Blanquette De Veau and You!

Think in terms of French Navy when arranging this dish.
Think in terms of French Navy when arranging this dish.

Leave it to McCall’s Cooking School to find an educational way to bring together the French Navy, The Middle Ages and veal!  As you can see, the miniature carrots have been arranged in the exact formation as the cannons on French war ships during the battle of   . . . everybody say it together — The Siege of La Rochelle!

As you can also see, the mushrooms have been mathematically placed exactly where they would have landed had they actually been shot out of the carrot cannons –which could account for why the French lost the battle of –everybody say it together — The Siege of La Rochelle!

McCall’s Cooking School Says this is the Standard Dish That Belongs in Every Good Cook’s Repertoire

Chicken Leg Parsley Exultation
Chicken Leg Parsley Exultation

If there’s one thing McCall’s Cooking School is big on it’s that it doesn’t really matter how food actually tastes as much as it does how well food stays together without getting out the glue gun.

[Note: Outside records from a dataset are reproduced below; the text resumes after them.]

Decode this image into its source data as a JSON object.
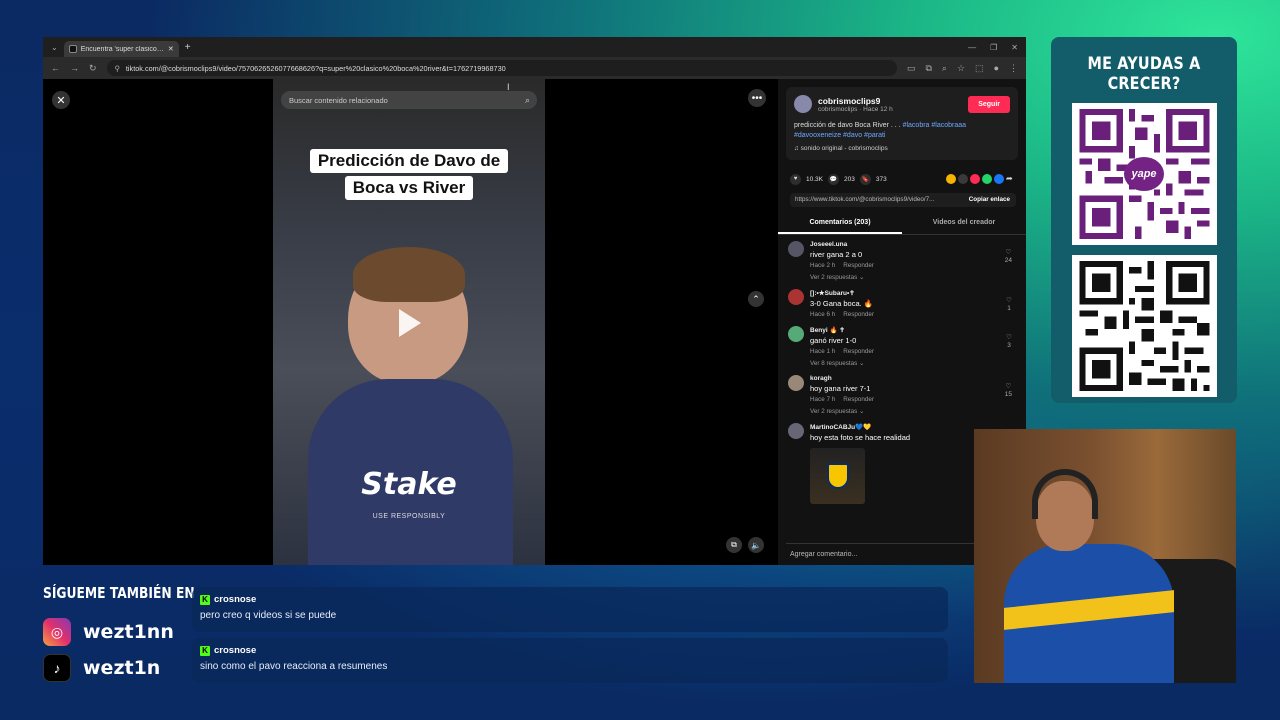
{
  "browser": {
    "tab_title": "Encuentra 'super clasico boca",
    "url": "tiktok.com/@cobrismoclips9/video/7570626526077668626?q=super%20clasico%20boca%20river&t=1762719968730"
  },
  "video": {
    "search_placeholder": "Buscar contenido relacionado",
    "caption_line1": "Predicción de Davo de",
    "caption_line2": "Boca vs River",
    "sponsor": "Stake",
    "sponsor_sub": "USE RESPONSIBLY"
  },
  "post": {
    "username": "cobrismoclips9",
    "subline": "cobrismoclips · Hace 12 h",
    "follow_label": "Seguir",
    "description": "predicción de davo Boca River . . .",
    "tags": "#lacobra #lacobraaa #davooxeneize #davo #parati",
    "sound": "♫ sonido original - cobrismoclips",
    "likes": "10.3K",
    "comments_count": "203",
    "saves": "373",
    "link": "https://www.tiktok.com/@cobrismoclips9/video/7...",
    "copy_label": "Copiar enlace",
    "tab_comments": "Comentarios (203)",
    "tab_creator": "Videos del creador",
    "add_comment": "Agregar comentario..."
  },
  "comments": [
    {
      "user": "Joseeel.una",
      "text": "river gana 2 a 0",
      "time": "Hace 2 h",
      "reply": "Responder",
      "likes": "24",
      "more": "Ver 2 respuestas ⌄"
    },
    {
      "user": "[]:•★Subaru•✝",
      "text": "3-0 Gana boca. 🔥",
      "time": "Hace 6 h",
      "reply": "Responder",
      "likes": "1",
      "more": ""
    },
    {
      "user": "Benyi 🔥 ✝",
      "text": "ganó river 1-0",
      "time": "Hace 1 h",
      "reply": "Responder",
      "likes": "3",
      "more": "Ver 8 respuestas ⌄"
    },
    {
      "user": "koragh",
      "text": "hoy gana river 7-1",
      "time": "Hace 7 h",
      "reply": "Responder",
      "likes": "15",
      "more": "Ver 2 respuestas ⌄"
    },
    {
      "user": "MartinoCABJu💙💛",
      "text": "hoy esta foto se hace realidad",
      "time": "",
      "reply": "",
      "likes": "",
      "more": ""
    }
  ],
  "sidebar": {
    "qr_title": "ME AYUDAS A CRECER?",
    "yape": "yape"
  },
  "socials": {
    "title": "SÍGUEME TAMBIÉN EN",
    "instagram": "wezt1nn",
    "tiktok": "wezt1n"
  },
  "chat": [
    {
      "user": "crosnose",
      "message": "pero creo q videos si se puede"
    },
    {
      "user": "crosnose",
      "message": "sino como el pavo reacciona a resumenes"
    }
  ]
}
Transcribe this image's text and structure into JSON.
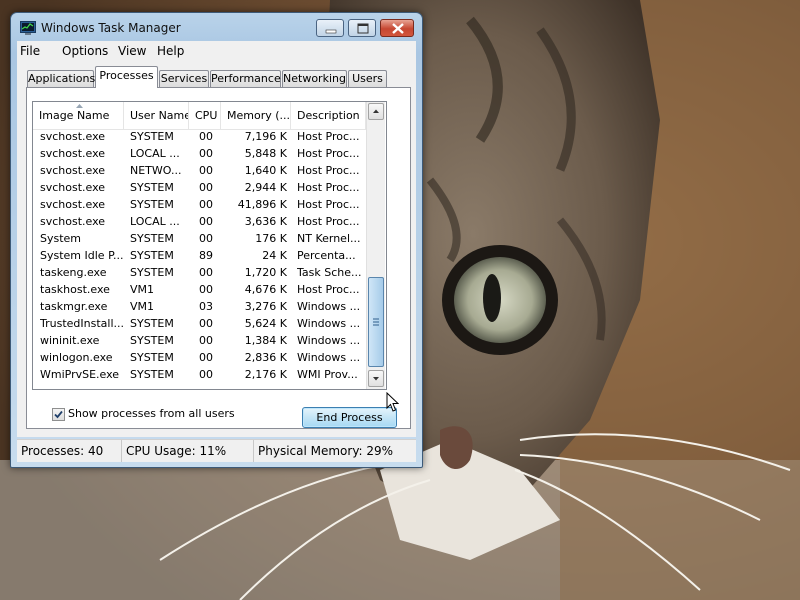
{
  "window": {
    "title": "Windows Task Manager"
  },
  "menu": [
    "File",
    "Options",
    "View",
    "Help"
  ],
  "tabs": [
    "Applications",
    "Processes",
    "Services",
    "Performance",
    "Networking",
    "Users"
  ],
  "active_tab": "Processes",
  "columns": [
    "Image Name",
    "User Name",
    "CPU",
    "Memory (...",
    "Description"
  ],
  "processes": [
    [
      "svchost.exe",
      "SYSTEM",
      "00",
      "7,196 K",
      "Host Proc..."
    ],
    [
      "svchost.exe",
      "LOCAL ...",
      "00",
      "5,848 K",
      "Host Proc..."
    ],
    [
      "svchost.exe",
      "NETWO...",
      "00",
      "1,640 K",
      "Host Proc..."
    ],
    [
      "svchost.exe",
      "SYSTEM",
      "00",
      "2,944 K",
      "Host Proc..."
    ],
    [
      "svchost.exe",
      "SYSTEM",
      "00",
      "41,896 K",
      "Host Proc..."
    ],
    [
      "svchost.exe",
      "LOCAL ...",
      "00",
      "3,636 K",
      "Host Proc..."
    ],
    [
      "System",
      "SYSTEM",
      "00",
      "176 K",
      "NT Kernel..."
    ],
    [
      "System Idle P...",
      "SYSTEM",
      "89",
      "24 K",
      "Percenta..."
    ],
    [
      "taskeng.exe",
      "SYSTEM",
      "00",
      "1,720 K",
      "Task Sche..."
    ],
    [
      "taskhost.exe",
      "VM1",
      "00",
      "4,676 K",
      "Host Proc..."
    ],
    [
      "taskmgr.exe",
      "VM1",
      "03",
      "3,276 K",
      "Windows ..."
    ],
    [
      "TrustedInstall...",
      "SYSTEM",
      "00",
      "5,624 K",
      "Windows ..."
    ],
    [
      "wininit.exe",
      "SYSTEM",
      "00",
      "1,384 K",
      "Windows ..."
    ],
    [
      "winlogon.exe",
      "SYSTEM",
      "00",
      "2,836 K",
      "Windows ..."
    ],
    [
      "WmiPrvSE.exe",
      "SYSTEM",
      "00",
      "2,176 K",
      "WMI Prov..."
    ]
  ],
  "show_all_users": {
    "label": "Show processes from all users",
    "checked": true
  },
  "end_process_label": "End Process",
  "status": {
    "processes": "Processes: 40",
    "cpu": "CPU Usage: 11%",
    "memory": "Physical Memory: 29%"
  },
  "icons": [
    "task-manager-icon",
    "minimize-icon",
    "maximize-icon",
    "close-icon",
    "sort-ascending-icon",
    "scroll-up-icon",
    "scroll-down-icon",
    "checkmark-icon",
    "mouse-pointer-icon"
  ]
}
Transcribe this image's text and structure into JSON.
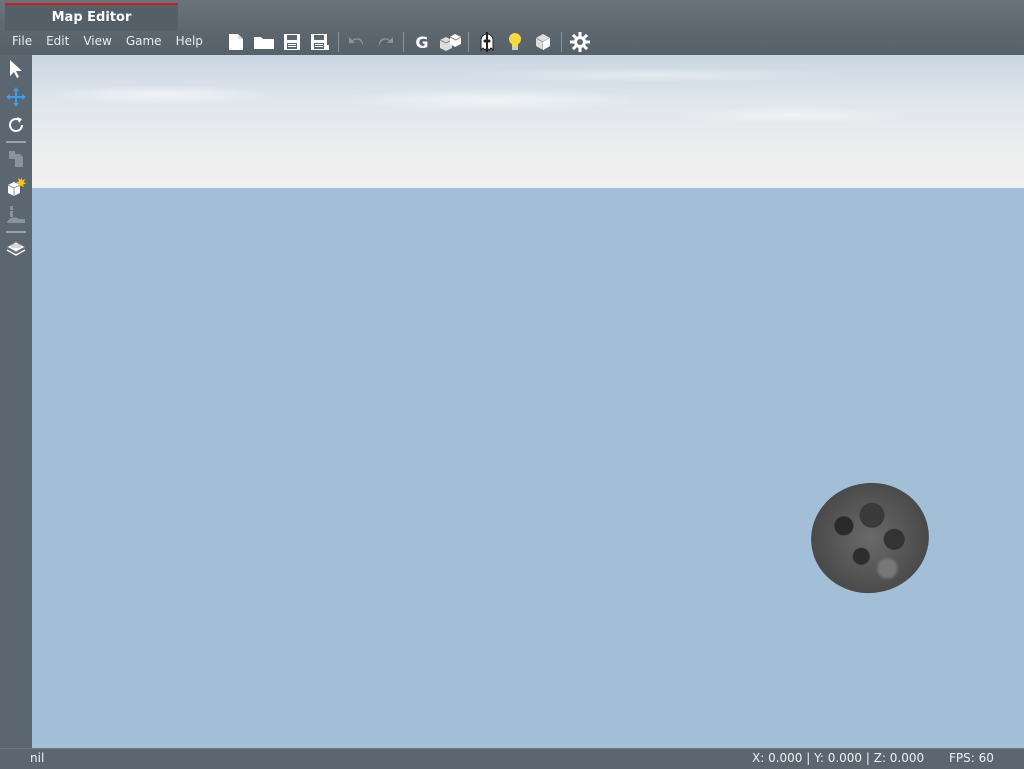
{
  "window": {
    "title": "Map Editor",
    "accent": "#c8211d"
  },
  "menu": [
    "File",
    "Edit",
    "View",
    "Game",
    "Help"
  ],
  "toolbar_icons": [
    "new-file-icon",
    "open-folder-icon",
    "save-icon",
    "save-as-icon",
    "undo-icon",
    "redo-icon",
    "gravity-g-icon",
    "objects-icon",
    "ghost-icon",
    "lightbulb-icon",
    "cube-icon",
    "gear-icon"
  ],
  "left_tools": [
    "select-arrow-icon",
    "move-arrows-icon",
    "rotate-icon",
    "element-browser-icon",
    "create-object-icon",
    "player-spawn-icon",
    "map-layers-icon"
  ],
  "status": {
    "left": "nil",
    "coords": "X: 0.000 | Y: 0.000 | Z: 0.000",
    "fps": "FPS:  60"
  }
}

In that vein,  they present to us their PhD of food arrangement:   Chicken Leg Parsley Exultation de Biscuit. Because in the year 1977,  if a dish wasn’t a shrine to something; it really wasn’t anything at all.

And there you have it Dear Reader!  Thank you for agreeing to  infiltrate the space/time continuum by whizzing back to 1977 via the pages of McCall’s Cook School!  It probably wouldn’t hurt to go comb your hair a little bit.